The House is, no doubt, aware that the shipbuilding depression is occasioned partly by low freight rates arising from excessive tonnage in relation to demand and partly by a growing excess of world shipbuilding capacity in relation to the output of new ships. This situation has been aggravated by the practice in certain countries of providing direct or indirect subsidies for shipbuilding. So far as can be judged, the outlook for the immediate future is not promising and it is probable that world shipbuilding capacity will be reduced by the closure of a number of yards. The older and smaller yards are, it is considered, likely to suffer most, particularly in view of the trend towards larger ships and their construction in modern yards of substantial capacity.

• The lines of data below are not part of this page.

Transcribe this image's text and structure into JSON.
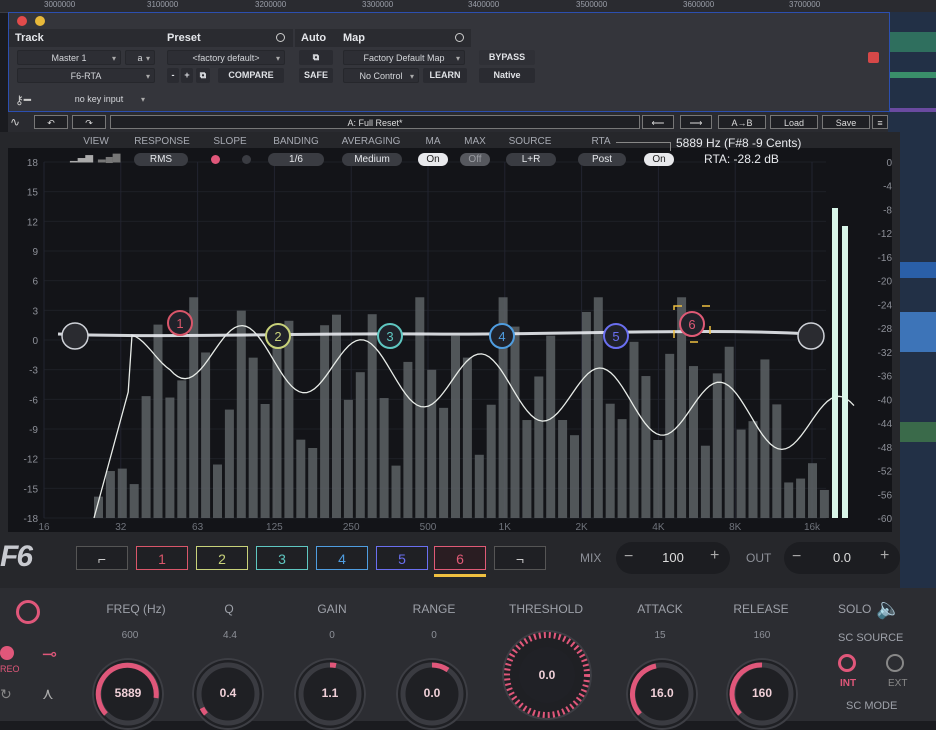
{
  "ruler": {
    "ticks": [
      "3000000",
      "3100000",
      "3200000",
      "3300000",
      "3400000",
      "3500000",
      "3600000",
      "3700000"
    ]
  },
  "host": {
    "track_header": "Track",
    "preset_header": "Preset",
    "auto_header": "Auto",
    "map_header": "Map",
    "track_name": "Master 1",
    "track_slot": "a",
    "plugin_name": "F6-RTA",
    "preset_value": "<factory default>",
    "compare_label": "COMPARE",
    "safe_label": "SAFE",
    "map_value": "Factory Default Map",
    "map_control": "No Control",
    "learn_label": "LEARN",
    "bypass_label": "BYPASS",
    "native_label": "Native",
    "key_input": "no key input",
    "minus": "-",
    "plus": "+"
  },
  "toolbar": {
    "preset_name": "A: Full Reset*",
    "ab_label": "A→B",
    "load_label": "Load",
    "save_label": "Save"
  },
  "controls": {
    "view_label": "VIEW",
    "response_label": "RESPONSE",
    "response_value": "RMS",
    "slope_label": "SLOPE",
    "banding_label": "BANDING",
    "banding_value": "1/6",
    "averaging_label": "AVERAGING",
    "averaging_value": "Medium",
    "ma_label": "MA",
    "ma_value": "On",
    "max_label": "MAX",
    "max_value": "Off",
    "source_label": "SOURCE",
    "source_value": "L+R",
    "rta_label": "RTA",
    "rta_value": "Post",
    "rta_toggle": "On",
    "readout_freq": "5889 Hz (F#8 -9 Cents)",
    "readout_rta": "RTA: -28.2 dB"
  },
  "graph": {
    "left_axis": [
      "18",
      "15",
      "12",
      "9",
      "6",
      "3",
      "0",
      "-3",
      "-6",
      "-9",
      "-12",
      "-15",
      "-18"
    ],
    "right_axis": [
      "0",
      "-4",
      "-8",
      "-12",
      "-16",
      "-20",
      "-24",
      "-28",
      "-32",
      "-36",
      "-40",
      "-44",
      "-48",
      "-52",
      "-56",
      "-60"
    ],
    "freq_axis": [
      "16",
      "32",
      "63",
      "125",
      "250",
      "500",
      "1K",
      "2K",
      "4K",
      "8K",
      "16k"
    ],
    "bands": [
      {
        "id": "1",
        "color": "#d9566a"
      },
      {
        "id": "2",
        "color": "#c8d27a"
      },
      {
        "id": "3",
        "color": "#5fc7c1"
      },
      {
        "id": "4",
        "color": "#4f9de0"
      },
      {
        "id": "5",
        "color": "#6a6ff0"
      },
      {
        "id": "6",
        "color": "#e05a76"
      }
    ]
  },
  "bandstrip": {
    "labels": [
      "1",
      "2",
      "3",
      "4",
      "5",
      "6"
    ],
    "mix_label": "MIX",
    "mix_value": "100",
    "out_label": "OUT",
    "out_value": "0.0",
    "minus": "−",
    "plus": "+"
  },
  "knobs": {
    "freq": {
      "label": "FREQ (Hz)",
      "default": "600",
      "value": "5889"
    },
    "q": {
      "label": "Q",
      "default": "4.4",
      "value": "0.4"
    },
    "gain": {
      "label": "GAIN",
      "default": "0",
      "value": "1.1"
    },
    "range": {
      "label": "RANGE",
      "default": "0",
      "value": "0.0"
    },
    "threshold": {
      "label": "THRESHOLD",
      "value": "0.0"
    },
    "attack": {
      "label": "ATTACK",
      "default": "15",
      "value": "16.0"
    },
    "release": {
      "label": "RELEASE",
      "default": "160",
      "value": "160"
    }
  },
  "side": {
    "solo_label": "SOLO",
    "sc_source_label": "SC SOURCE",
    "int_label": "INT",
    "ext_label": "EXT",
    "sc_mode_label": "SC MODE",
    "stereo_label": "REO",
    "logo": "F6"
  },
  "colors": {
    "accent": "#e0577a",
    "highlight": "#f0c040",
    "meter": "#d8f5e8"
  }
}
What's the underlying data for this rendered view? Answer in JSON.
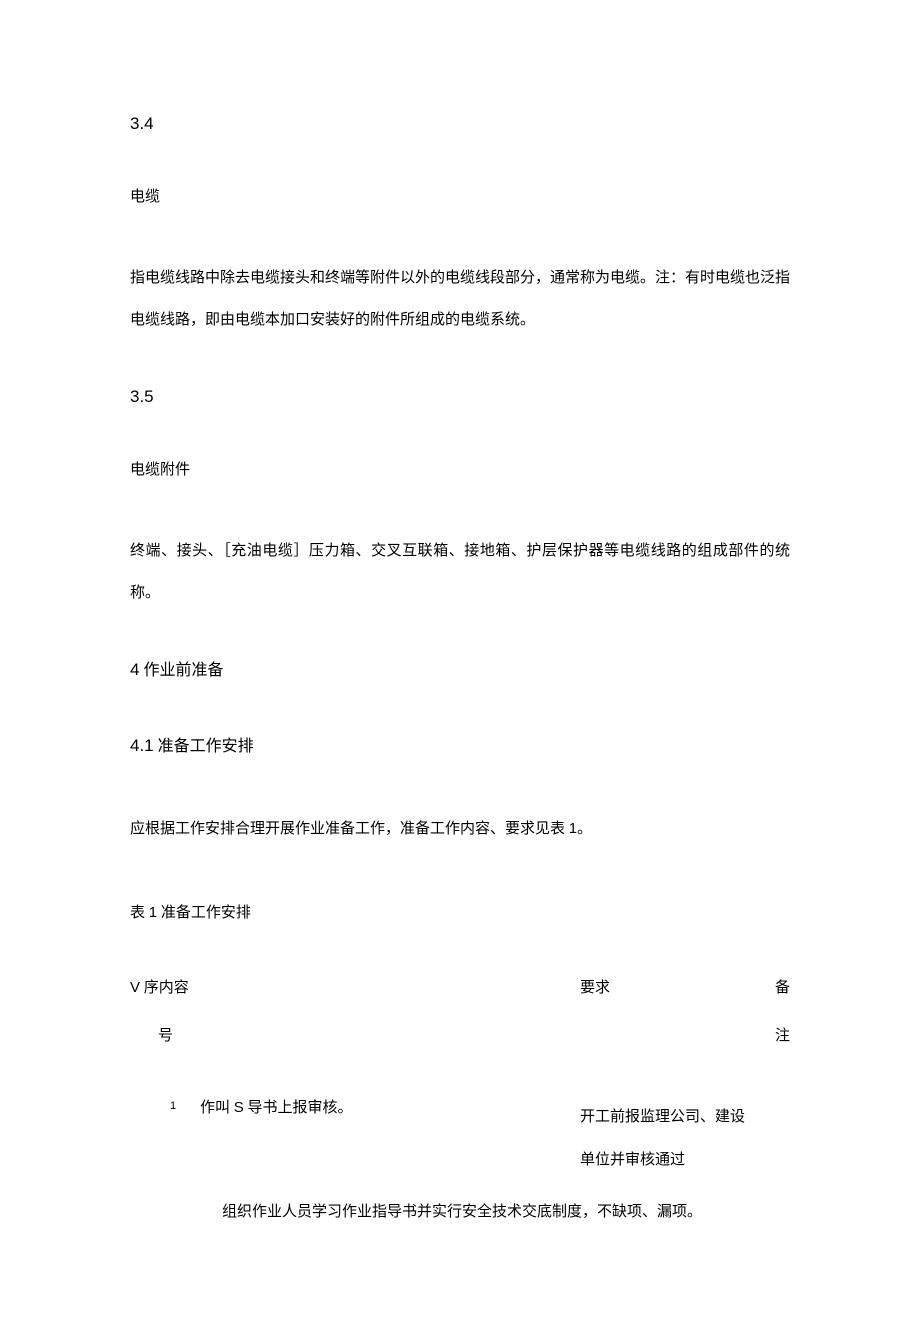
{
  "section_3_4": {
    "num": "3.4",
    "title": "电缆",
    "para": "指电缆线路中除去电缆接头和终端等附件以外的电缆线段部分，通常称为电缆。注：有时电缆也泛指电缆线路，即由电缆本加口安装好的附件所组成的电缆系统。"
  },
  "section_3_5": {
    "num": "3.5",
    "title": "电缆附件",
    "para": "终端、接头、［充油电缆］压力箱、交叉互联箱、接地箱、护层保护器等电缆线路的组成部件的统称。"
  },
  "section_4": {
    "heading_num": "4",
    "heading_text": " 作业前准备"
  },
  "section_4_1": {
    "heading_num": "4.1",
    "heading_text": " 准备工作安排",
    "para_prefix": "应根据工作安排合理开展作业准备工作，准备工作内容、要求见表 ",
    "para_num": "1",
    "para_suffix": "。",
    "table_caption_a": "表 ",
    "table_caption_num": "1",
    "table_caption_b": " 准备工作安排"
  },
  "table": {
    "header": {
      "col1_v": "V",
      "col1_text": " 序内容",
      "col2": "要求",
      "col3": "备",
      "row2_a": "号",
      "row2_b": "注"
    },
    "row1": {
      "num": "1",
      "content_a": "作叫 ",
      "content_s": "S",
      "content_b": " 导书上报审核。",
      "req": "开工前报监理公司、建设单位并审核通过"
    },
    "bottom": "组织作业人员学习作业指导书并实行安全技术交底制度，不缺项、漏项。"
  }
}
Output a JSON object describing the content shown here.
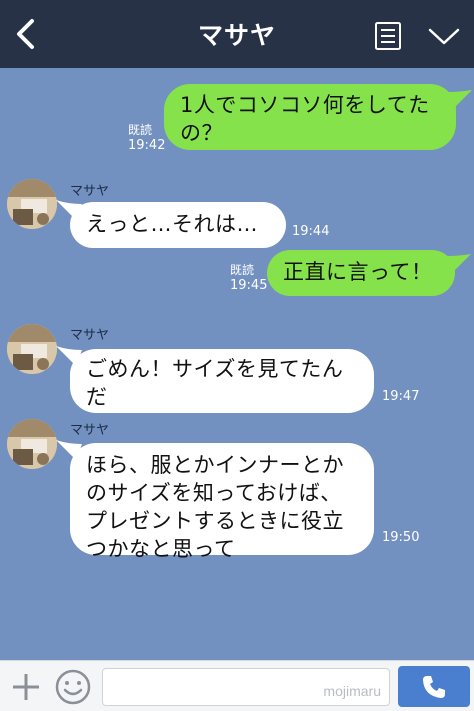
{
  "header": {
    "title": "マサヤ",
    "icons": {
      "back": "chevron-left-icon",
      "notes": "notes-list-icon",
      "menu": "chevron-down-icon"
    }
  },
  "messages": [
    {
      "side": "right",
      "text": "1人でコソコソ何をしてたの？",
      "read": "既読",
      "time": "19:42"
    },
    {
      "side": "left",
      "sender": "マサヤ",
      "text": "えっと…それは…",
      "time": "19:44"
    },
    {
      "side": "right",
      "text": "正直に言って！",
      "read": "既読",
      "time": "19:45"
    },
    {
      "side": "left",
      "sender": "マサヤ",
      "text": "ごめん！サイズを見てたんだ",
      "time": "19:47"
    },
    {
      "side": "left",
      "sender": "マサヤ",
      "text": "ほら、服とかインナーとかのサイズを知っておけば、プレゼントするときに役立つかなと思って",
      "time": "19:50"
    }
  ],
  "bottom_bar": {
    "watermark": "mojimaru",
    "icons": {
      "add": "plus-icon",
      "emoji": "smiley-icon",
      "call": "phone-icon"
    }
  },
  "colors": {
    "header_bg": "#273246",
    "chat_bg": "#7290c0",
    "outgoing_bubble": "#86e24a",
    "incoming_bubble": "#ffffff",
    "call_button": "#4a7fcf"
  }
}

The Cork yard is modern in its lay-out and equipment and its capacity is substantial. The future prospects of the company appear to depend on a substantial and progressive increase in labour productivity and the achievement and maintenance of a high level of activity in shipbuilding and ship repairs. I am informed that a marked increase in productivity has taken place recently in the yard and I feel that the financial assistance now proposed to be provided and the progressively increasing labour productivity should enable the company to overcome the shortcomings experienced hitherto. The company's association with the modern organisation of Verolme United Shipyards should make readily available considerable technological expertise and the services of a selling association with wide experience in world markets. This association should be of assistance in obtaining orders for new ships. I, therefore, recommend that the House should approve of this Supplementary Estimate.